Calumny in the blogosphere

Via the blog at Ignatius.com, found this link to an article by Reverend Michael P. Orsi reviewing the sin of calumny and noting the rise of the unfortunate practice in the blogosphere.

Father is right: our eternal felicity depends on our treatment of our fellows, no matter where we find them.

But I find myself feeling angry when I know that there are mature, normally intelligent young persons and adults in the pews who do not know what calumny is. They cannot even spell it - in any language. They have no clue.

Father's excellent list of recommendations begins with:

"Pastors should speak on the Eighth Commandment and its corollary injunctions against calumny and detraction."

OK, so we're done then.

Father is probably a good homilist. I note he is not in the diocese from which I write. I trust it is not a sin to note that there are lots of homilies delivered in this diocese which are worse than mere blather. And let's not even get into what passes for "catechesis."

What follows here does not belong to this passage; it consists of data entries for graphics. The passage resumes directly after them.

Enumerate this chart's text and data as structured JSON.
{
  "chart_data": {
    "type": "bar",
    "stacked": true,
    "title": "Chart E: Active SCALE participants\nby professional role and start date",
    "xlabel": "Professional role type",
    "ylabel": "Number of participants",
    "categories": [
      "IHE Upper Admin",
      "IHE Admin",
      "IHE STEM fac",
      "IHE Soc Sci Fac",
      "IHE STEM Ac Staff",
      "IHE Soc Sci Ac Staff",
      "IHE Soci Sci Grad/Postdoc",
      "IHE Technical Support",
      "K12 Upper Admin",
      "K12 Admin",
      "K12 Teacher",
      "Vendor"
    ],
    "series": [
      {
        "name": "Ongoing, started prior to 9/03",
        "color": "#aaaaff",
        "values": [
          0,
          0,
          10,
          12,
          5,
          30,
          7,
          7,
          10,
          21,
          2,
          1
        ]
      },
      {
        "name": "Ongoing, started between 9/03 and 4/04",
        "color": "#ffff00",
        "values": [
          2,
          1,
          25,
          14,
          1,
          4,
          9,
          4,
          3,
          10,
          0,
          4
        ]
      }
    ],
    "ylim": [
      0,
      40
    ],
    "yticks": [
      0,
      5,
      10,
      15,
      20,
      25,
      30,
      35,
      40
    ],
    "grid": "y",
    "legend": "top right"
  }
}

It is a kind of abuse in its own way, and perpetrated with unflagging zeal. And the sheep are so ignorant that they don't even know they're being starved.

However, the Holy Father is a good shepherd. He is a good teacher, a wise man, a servant of God... he is our miracle in this generation. Some bishops will obviously need a lot of help just to implement a very simple directive. And remember, there are those who earnestly believe that people cannot understand words like "consubstantiation," or anything in Latin. It would not be surprising if those gentlemen also balked at using a word like "calumny" in a teaching context.

But, as Father Z. so wisely says, brick by brick.

Father Orsi is concerned for the souls of calumniators. May his article be read and understood by those who will benefit from it. Let us pray for all who are guilty or tempted by this terrible sin. But let us also pray for the souls of those who accepted the responsibility of being a shepherd to souls, then abdicated it for the sake of popularity, worldly acceptance, or tithes.